Any color photos are mine, © William P. Thayer.

Vol. X
p668
Formia

Formia (anc. Formiae, called Mola di Gaeta until recent times), a town of Campania, Italy, in the province of Caserta,​a from which it is 48 m. WNW by rail, Pop. (1901) 5514 (town); 8452 (commune). It is situated at the NW extremity of the Bay of Gaeta, and commands beautiful views. It lay on the ancient Via Appia, and was much frequented as a resort by wealthy Romans. There was considerable imperial property here and along the coast as far as Sperlonga, and there are numerous remains of ancient villas along the coast and on the slopes above it. The so‑called villa of Cicero contains two well preserved nymphaea with Doric architecture. Its site is now occupied by the Villa Caposele, once a summer residence of the kings of Naples. There are many other modern villas, and the sheltered hillsides (for the mountains rise abruptly behind the town) are covered with lemon, orange and pomegranate gardens. The now deserted promontory of the Monte Scauri to the E is also covered with remains of ancient villas; the hill is crowned by a large tomb, known as Torre Giano. To the E at Scauri is a large villa with substructions in "Cyclopean" work. The ancient Formiae was, according to the legend, the home of the Laestrygones, and later a Spartan colony (Ὁρμίαι διὰ τὸ εὔορμον, Strabo V.3.6, p233). It was a Volscian town, and, like Fundi, received the civitas sine suffragio from Rome in 338 (or 332 B.C.) because the passage through its territory had always been secure. This was strategically important for the Romans, as the military road definitely constructed by Appius Claudius in 312 B.C., still easily traceable by its remains, and in part followed by the high-road, traversed a narrow pass, which could easily be blocked, between Fundi and Formiae. In 188 B.C., with Fundi, it received the full citizen­ship, and, like it, was to a certain extent under the control of a praefectus sent from Rome, though it retained its three aediles. Mamurra was a native of Formia. Cicero possessed a favourite villa here, and was murdered in its vicinity in 43 B.C., but neither the villa nor the tomb can be identified with any certainty.​b It was devastated by Sextus Pompeius, and became a colony, with duoviri as chief magistrates, under Hadrian. Portus Caietae (the modern Gaeta) was dependent upon it.
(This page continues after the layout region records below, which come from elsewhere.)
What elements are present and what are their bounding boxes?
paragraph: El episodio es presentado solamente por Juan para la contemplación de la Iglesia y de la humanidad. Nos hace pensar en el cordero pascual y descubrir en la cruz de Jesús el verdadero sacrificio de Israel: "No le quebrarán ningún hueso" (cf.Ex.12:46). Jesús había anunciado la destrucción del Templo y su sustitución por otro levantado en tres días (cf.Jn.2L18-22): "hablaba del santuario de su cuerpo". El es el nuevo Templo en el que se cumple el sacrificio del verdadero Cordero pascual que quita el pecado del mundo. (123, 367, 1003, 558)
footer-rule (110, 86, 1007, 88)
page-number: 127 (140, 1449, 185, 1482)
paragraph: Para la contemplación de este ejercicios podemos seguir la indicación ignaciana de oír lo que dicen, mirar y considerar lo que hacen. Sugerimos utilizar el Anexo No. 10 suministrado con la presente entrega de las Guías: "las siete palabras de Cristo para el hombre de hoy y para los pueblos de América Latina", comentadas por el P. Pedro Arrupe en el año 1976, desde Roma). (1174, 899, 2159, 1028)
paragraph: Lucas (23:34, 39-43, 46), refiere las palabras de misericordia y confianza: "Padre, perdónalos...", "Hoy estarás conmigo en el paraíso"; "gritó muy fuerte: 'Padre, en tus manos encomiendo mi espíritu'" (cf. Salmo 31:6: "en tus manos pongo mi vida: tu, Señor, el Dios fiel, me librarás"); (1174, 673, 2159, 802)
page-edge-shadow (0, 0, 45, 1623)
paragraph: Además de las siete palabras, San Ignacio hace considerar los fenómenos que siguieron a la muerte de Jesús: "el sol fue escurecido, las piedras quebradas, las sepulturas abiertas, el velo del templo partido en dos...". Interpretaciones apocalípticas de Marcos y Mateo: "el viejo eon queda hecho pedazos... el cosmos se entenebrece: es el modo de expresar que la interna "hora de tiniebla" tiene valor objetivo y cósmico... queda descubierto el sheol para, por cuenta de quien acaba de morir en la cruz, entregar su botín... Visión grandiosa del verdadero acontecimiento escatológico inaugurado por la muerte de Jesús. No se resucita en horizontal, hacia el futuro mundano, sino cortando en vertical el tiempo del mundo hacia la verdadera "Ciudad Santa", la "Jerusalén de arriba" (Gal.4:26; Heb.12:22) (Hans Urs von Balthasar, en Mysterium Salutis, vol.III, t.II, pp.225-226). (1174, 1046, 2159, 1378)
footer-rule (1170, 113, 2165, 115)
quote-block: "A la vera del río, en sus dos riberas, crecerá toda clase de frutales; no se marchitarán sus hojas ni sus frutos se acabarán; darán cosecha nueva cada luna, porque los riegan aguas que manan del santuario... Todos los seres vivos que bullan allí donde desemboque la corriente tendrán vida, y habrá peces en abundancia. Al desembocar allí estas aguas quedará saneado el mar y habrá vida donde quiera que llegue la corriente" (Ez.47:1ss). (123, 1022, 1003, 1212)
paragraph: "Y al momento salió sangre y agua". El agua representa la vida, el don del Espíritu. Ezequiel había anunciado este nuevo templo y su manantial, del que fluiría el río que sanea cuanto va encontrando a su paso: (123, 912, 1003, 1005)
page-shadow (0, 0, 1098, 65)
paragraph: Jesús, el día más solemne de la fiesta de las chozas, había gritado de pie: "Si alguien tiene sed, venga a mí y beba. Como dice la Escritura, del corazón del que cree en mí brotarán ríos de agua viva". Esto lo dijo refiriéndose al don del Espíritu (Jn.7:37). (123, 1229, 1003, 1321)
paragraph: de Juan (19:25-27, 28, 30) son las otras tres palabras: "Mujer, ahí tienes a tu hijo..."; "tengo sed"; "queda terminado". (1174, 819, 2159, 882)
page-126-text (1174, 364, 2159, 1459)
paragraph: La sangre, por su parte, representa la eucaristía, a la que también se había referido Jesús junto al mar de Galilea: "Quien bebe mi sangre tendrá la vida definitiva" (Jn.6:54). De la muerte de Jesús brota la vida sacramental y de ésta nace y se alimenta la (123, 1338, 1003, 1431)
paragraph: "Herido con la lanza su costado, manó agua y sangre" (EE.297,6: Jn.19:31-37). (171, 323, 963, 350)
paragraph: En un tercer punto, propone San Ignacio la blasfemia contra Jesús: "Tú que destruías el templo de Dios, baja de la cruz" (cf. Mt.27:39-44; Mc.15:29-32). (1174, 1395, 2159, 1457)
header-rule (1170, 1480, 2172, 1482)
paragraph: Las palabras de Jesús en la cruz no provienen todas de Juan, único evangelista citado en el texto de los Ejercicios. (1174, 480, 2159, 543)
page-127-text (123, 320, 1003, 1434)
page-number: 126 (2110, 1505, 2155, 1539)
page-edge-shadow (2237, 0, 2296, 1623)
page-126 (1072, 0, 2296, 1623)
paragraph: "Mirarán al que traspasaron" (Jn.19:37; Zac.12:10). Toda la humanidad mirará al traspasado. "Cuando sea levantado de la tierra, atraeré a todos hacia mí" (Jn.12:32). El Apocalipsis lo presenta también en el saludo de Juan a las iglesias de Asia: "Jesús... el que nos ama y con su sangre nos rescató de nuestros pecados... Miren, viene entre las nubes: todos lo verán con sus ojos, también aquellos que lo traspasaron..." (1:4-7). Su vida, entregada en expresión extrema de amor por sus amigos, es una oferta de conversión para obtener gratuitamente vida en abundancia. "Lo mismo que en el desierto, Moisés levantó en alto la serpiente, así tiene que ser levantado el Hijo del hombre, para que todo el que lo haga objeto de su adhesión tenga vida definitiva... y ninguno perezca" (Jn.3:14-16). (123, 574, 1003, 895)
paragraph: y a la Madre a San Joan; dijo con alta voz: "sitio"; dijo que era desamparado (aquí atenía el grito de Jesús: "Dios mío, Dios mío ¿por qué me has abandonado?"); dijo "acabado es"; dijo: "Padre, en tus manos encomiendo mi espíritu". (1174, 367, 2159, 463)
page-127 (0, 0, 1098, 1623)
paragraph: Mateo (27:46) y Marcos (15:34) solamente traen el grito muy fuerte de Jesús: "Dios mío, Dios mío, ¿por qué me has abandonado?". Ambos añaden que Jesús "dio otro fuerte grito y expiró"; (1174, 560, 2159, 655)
See T. Ashby, "Dessins inédits de Carlo Labruzzi," in Mélanges de l'école française de Rome (1903), 410 seq.

[T. As.]


Thayer's Notes:

a No longer. Formia is now part of the neighboring province of Latina, which is not in Campania, but in the Lazio. In 2000, the official census figures gave Formia 36,702 inhabitants — a fourfold rise in population in less than a century very likely due to continued drainage of the marshes between Formia and Rome and the town's higher profile as a beach resort.

b For his last days, his murder by Augustus, and a photograph of what may be his tomb, see Plutarch (noting that "Caesar" in his account refers to Augustus).